Hi everyone.  I am a new guy to the board but not so new a guy.  Just new as a registered member.  Briefly, we are in Alaska, have been off grid since 2005, wind and solar and run our house and a small business location without the assistance of the grid. 

Anyway, the turbine we bought in 2005, at the recommendation of the local folks was a Whisper 200 on a 100 foot Rohn 45g.  Bad choice, turbine anyway.  The fact that we get weeks straight of 20-50mph wind at various times over the course of the winter really hurt the 200.  The dealer apparently did not believe me when I said the peak gusts could top out well over 50mph.  The little 200 fell apart about once a year, usually in January when we really needed it.  January is too cold and windy to drop the tower so we would wait till summer to get it down.  Besides, solar is kicking in really hard about mid March. 

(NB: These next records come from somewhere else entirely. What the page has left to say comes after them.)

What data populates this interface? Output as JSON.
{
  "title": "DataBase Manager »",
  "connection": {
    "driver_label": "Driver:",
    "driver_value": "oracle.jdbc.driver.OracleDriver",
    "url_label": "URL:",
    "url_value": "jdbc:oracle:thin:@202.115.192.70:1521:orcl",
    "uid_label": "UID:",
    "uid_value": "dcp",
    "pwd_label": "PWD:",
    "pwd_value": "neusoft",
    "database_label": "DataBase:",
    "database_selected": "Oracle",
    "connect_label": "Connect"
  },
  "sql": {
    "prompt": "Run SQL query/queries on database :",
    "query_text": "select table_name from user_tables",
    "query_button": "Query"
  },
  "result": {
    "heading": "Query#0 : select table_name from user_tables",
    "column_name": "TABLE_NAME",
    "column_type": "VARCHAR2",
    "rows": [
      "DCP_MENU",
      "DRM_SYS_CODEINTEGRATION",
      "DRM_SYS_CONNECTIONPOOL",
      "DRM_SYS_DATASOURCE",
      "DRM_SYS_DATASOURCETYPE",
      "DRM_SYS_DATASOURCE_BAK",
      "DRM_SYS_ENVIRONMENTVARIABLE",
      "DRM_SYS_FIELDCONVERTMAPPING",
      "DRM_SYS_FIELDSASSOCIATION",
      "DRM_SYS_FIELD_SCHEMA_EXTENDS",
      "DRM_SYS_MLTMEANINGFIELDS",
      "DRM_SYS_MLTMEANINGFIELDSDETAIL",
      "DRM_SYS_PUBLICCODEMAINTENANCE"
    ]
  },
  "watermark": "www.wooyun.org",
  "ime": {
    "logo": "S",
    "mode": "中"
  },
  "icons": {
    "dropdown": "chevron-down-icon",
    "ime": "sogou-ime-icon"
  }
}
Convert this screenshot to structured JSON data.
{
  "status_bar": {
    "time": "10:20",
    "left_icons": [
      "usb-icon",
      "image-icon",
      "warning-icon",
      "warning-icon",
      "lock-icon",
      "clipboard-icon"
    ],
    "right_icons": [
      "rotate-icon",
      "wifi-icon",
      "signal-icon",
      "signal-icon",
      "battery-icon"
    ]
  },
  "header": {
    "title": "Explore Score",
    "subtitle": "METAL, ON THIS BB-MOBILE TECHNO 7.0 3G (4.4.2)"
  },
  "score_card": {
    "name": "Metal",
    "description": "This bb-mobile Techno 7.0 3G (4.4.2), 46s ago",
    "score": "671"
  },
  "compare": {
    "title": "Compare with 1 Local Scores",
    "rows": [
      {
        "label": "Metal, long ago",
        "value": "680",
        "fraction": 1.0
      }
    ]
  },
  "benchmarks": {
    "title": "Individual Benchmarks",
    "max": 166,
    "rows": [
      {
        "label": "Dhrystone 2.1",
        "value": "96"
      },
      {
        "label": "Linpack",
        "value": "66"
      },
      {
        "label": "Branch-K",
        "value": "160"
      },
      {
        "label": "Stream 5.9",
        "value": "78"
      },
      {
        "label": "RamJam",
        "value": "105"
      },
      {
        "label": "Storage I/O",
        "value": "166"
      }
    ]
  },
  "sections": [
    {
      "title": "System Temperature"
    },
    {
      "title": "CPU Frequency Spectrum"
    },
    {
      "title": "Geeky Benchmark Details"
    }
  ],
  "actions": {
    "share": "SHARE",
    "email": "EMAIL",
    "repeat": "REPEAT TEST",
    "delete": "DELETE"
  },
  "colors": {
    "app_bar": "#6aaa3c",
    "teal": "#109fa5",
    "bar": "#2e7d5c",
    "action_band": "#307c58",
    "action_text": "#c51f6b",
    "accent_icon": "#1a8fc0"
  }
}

That is the short story.  What I am facing today is the dead charge controller and solar dropping like a dead fly.  The circuit board has been replaced several times as well as the whole controller itself.  Fortunately it was under warranty except for one time and I just picked up a circuit board and replaced it myself.  Today there are no circuit boards to be found so I am looking for other options.  Oh, the 200 shrunk to a Whisper 100 during our last warranty work.  This was at my request and they were happy to send out a new 100 instead of repairing the 200.  The 100 has been fine so far........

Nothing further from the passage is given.